En période de Coupe du monde, il ne faut pas se tromper d’anxiété. La nation, absorbée par le prochain duel Bougherra-Donovan, ne doit pas se fourvoyer à penser aux basses épreuves d’ici-bas. A-t-on idée de crier « Nous voulons être recasés ! », au lendemain du match nul face à l’Angleterre, quand le grand mot d’ordre national est « Maâk ya elkhadra » et que la question-clé tourne autour de la titularisation de Boudebouz et du repositionnement de Matmour face aux USA ? Mais c’était des gens qui ne lisent pas l’APS, qui ne savent donc pas que « l'espoir renaît à l'est du pays après le nul des verts face à l'Angleterre ». En période de Coupe du monde, il ne faut se tromper d’anxiété, mais pas de slogan, non plus, ni de manifestation : la rue n’est tolérée que pour crier sa joie de fan, pas sa colère d’exclu. La méprise peut, d’ailleurs, coûter cher. A ceux qui investissent la rue en période de Coupe du monde en vociférant autre chose que « One, twoo, three, viva l’Algérie », l’Etat réserve un châtiment à base de trique et de gourdin. Plus de 20 émeutiers de Sidi Salem arrêtés et traduits devant le juge d’instruction près le tribunal d’ El Hadjar. Quinze policiers blessés par des jets de pierres et des cocktails Molotov.

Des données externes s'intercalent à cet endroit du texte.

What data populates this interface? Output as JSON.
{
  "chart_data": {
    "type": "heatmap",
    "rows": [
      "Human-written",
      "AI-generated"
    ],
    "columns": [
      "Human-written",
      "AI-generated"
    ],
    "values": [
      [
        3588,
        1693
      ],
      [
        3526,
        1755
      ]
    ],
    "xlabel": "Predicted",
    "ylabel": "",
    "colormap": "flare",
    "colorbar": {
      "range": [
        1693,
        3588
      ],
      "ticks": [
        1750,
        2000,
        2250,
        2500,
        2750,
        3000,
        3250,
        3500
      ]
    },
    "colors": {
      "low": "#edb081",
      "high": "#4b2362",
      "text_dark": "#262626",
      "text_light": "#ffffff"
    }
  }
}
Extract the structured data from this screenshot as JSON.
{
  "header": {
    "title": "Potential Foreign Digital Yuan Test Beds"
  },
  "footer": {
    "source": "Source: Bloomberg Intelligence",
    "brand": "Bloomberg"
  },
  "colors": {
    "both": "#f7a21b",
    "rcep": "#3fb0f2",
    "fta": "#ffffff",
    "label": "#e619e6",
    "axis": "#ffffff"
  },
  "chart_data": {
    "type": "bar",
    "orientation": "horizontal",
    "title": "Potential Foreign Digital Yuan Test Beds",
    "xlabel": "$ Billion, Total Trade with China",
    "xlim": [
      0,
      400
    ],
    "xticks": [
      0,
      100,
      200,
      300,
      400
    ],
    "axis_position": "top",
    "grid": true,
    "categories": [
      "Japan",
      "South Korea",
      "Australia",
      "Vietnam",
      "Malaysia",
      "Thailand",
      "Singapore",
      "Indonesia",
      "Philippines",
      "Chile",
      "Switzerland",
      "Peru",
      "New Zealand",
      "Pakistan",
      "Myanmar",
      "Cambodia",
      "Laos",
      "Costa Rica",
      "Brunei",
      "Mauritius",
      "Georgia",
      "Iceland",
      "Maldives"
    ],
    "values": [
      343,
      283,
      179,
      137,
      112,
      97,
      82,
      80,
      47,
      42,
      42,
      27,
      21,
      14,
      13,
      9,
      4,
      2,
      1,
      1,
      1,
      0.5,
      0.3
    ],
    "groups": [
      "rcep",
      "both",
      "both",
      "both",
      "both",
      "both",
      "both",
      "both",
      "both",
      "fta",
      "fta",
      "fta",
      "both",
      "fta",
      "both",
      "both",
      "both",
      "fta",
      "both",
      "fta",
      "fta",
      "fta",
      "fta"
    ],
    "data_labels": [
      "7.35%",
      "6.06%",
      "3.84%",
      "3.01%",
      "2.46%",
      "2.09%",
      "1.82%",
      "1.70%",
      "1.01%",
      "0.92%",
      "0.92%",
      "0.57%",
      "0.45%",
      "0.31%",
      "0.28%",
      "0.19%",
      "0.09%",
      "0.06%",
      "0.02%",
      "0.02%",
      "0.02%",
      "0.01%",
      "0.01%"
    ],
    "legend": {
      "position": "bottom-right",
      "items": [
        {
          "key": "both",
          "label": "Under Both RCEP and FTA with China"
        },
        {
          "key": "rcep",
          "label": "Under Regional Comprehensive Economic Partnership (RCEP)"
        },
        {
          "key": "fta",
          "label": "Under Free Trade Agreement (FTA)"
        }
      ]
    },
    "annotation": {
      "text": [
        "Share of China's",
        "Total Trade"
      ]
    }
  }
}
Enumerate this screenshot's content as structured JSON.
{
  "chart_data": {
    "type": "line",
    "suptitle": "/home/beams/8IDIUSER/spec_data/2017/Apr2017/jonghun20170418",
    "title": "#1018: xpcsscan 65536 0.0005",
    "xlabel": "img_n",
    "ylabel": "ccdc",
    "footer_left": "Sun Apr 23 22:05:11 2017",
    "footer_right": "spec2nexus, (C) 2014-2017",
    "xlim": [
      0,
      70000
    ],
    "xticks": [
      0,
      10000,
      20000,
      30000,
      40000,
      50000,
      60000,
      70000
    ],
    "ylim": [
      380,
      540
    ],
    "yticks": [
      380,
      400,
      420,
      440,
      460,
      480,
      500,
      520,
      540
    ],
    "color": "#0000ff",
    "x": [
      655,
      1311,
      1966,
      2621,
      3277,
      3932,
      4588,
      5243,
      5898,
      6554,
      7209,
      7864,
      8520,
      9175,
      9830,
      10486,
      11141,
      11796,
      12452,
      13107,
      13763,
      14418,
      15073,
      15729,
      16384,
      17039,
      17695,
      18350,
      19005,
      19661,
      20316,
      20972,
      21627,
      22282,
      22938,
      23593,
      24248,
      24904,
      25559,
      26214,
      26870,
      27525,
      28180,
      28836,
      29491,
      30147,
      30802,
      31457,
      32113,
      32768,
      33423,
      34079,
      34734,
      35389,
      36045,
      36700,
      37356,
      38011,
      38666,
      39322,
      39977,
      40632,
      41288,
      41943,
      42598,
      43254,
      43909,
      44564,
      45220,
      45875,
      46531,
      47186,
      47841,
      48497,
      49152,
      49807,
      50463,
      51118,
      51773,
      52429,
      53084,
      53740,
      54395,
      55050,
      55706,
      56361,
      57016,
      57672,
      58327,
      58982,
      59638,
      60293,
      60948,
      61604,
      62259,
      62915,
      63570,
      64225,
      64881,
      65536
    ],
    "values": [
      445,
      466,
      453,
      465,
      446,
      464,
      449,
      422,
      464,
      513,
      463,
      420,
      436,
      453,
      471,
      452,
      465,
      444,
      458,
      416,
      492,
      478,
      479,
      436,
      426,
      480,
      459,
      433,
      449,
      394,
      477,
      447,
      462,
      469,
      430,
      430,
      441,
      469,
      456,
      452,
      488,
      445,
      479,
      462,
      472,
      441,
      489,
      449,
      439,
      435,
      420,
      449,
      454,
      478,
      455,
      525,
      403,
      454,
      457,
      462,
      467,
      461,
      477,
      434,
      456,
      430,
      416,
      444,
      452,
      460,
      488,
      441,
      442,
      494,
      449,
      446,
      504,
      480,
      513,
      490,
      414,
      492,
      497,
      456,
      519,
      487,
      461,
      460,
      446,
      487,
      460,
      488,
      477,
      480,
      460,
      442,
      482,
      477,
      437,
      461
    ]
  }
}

Il n’est pourtant pas très loin, le baraquement Sidi Salem, à 6 km seulement du chef-lieu de la wilaya, 3000 familles qui vivent, la majorité depuis plus d’une cinquantaine d’années, dans la misère, sous les grosses villas des parvenus qui surplombent Annaba, Sidi Salem, un amas de taudis gangrené par le stupre, où règne la drogue et la prostitution, si proche et si loin de la grande ville. Si proche que la vertu y avait capitulé depuis longtemps devant l’insoutenable voisinage du luxe et de la débauche. Si proche que la maudite proximité du plaisir et de la luxure avait fini par avoir raison de la fragile morale prolétaire. Les faubourgs de Annaba sont à deux pas, avec leurs restaurants chics et leurs cabarets et tous les soirs, les jeunes du bidonville s’ébahissaient devant le spectacle du gratin annabi s’empiffrant et s’encanaillant dans ces repaires du faste et de la trivialité ; tous les soirs, jusqu’à ce que la chasteté du pauvre pliât devant le luxe insolent qui la narguait. Les filles se mirent alors à vivre avec la tentation de faire commerce de leur corps et les garçons avec celle de chaparder leur part de rêve. Oui, Sidi Salem, un jour de Coupe du monde, si proche et si loin, loin de tout, de la vie, de Annaba, de la mer… La mer est ailleurs, là-bas, derrière la ville et le ciel y est toujours gris. Sidi Salem, procession de façades sales qui serpentent vers l’enfer. Un immense reptile en tôle oublié des hommes, décoré de linge qui sèche à longueur d’année, de paraboles qui aident à rêver d’une autre vie et de tags rouges : « Nabila, je t’aime ! »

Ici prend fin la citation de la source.